If you are curious about new materials/composites studies:
en.m.wikipedia.org
Rest assured simulations are used and ran on supercomputers for the above!
Diminishing returns might also fit on this whole perception of the world. Maybe, just maybe... we are reaching a point where progress in one area counters the progress in another. Where R&D now serves the final few % of progress thats still left, making it progressively less attractive to keep moving forward. Look at CPU and semicon nodes... its getting borderline retarded for those few extra percent of perf or power use. Marketing carries that now, to keep us buying, but ten year old chips work just the same for most. The real problem is that we keep buying, wanting more. We have been conditioned that way for generations, cradle to grave. Its not strange every company is caught up in the same rat race.

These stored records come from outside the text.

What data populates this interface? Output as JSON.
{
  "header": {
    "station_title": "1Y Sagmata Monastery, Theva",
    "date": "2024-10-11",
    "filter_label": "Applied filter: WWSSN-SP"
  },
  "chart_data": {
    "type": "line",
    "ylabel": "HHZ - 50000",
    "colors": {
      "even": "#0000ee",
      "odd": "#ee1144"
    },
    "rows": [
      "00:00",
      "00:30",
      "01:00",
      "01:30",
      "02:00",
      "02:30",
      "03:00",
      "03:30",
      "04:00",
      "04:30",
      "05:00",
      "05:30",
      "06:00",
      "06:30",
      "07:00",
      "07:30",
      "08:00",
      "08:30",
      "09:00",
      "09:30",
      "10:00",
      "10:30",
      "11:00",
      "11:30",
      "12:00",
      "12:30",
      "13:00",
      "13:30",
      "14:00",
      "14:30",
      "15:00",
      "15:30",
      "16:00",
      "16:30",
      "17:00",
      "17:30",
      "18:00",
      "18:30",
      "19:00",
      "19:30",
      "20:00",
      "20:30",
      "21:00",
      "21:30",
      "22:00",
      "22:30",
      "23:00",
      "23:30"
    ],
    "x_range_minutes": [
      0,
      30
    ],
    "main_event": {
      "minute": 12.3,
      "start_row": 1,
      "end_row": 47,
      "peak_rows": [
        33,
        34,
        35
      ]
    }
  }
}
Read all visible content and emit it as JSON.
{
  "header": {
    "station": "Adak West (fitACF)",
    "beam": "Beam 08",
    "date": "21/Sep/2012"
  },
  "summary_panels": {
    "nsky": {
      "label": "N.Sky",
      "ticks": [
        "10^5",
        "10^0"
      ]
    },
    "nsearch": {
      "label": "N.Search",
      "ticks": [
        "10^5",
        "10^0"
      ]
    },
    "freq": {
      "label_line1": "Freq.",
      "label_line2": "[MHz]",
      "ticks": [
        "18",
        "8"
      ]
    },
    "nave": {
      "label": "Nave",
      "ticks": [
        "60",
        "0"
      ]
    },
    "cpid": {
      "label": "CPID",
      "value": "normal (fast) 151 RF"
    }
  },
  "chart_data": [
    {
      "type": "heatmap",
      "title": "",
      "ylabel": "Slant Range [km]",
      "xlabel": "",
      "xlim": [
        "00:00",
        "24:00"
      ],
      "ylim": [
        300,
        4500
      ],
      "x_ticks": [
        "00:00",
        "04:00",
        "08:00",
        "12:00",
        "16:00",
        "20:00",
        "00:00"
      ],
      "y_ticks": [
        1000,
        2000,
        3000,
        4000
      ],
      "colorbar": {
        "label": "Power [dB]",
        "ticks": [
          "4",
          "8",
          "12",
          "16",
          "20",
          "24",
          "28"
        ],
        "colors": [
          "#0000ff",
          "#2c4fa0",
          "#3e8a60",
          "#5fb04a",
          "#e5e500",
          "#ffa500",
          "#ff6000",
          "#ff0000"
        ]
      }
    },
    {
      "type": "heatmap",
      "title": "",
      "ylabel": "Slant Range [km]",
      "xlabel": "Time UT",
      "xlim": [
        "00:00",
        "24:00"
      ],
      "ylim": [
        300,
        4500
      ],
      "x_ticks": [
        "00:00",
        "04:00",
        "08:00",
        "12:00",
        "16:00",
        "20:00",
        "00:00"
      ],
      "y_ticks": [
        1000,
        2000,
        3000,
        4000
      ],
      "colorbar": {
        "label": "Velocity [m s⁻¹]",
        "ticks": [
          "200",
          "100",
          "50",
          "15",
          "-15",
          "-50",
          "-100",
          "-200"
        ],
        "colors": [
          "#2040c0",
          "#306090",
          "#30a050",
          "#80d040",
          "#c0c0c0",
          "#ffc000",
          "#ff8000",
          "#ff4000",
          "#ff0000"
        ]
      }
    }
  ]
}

When we collectively start realizing and acting upon 'enough is enough', is the moment we can enforce systemic change to hypercapitalism that is way past expiration date. The new keyword I think is not growth, but sustainability alongside much slower progress. We need to slow down and do less of everything, refine what we have and start talking about global management of growth and decline.
This requires a less competitive and more collaborative approach. .... .... Yeah.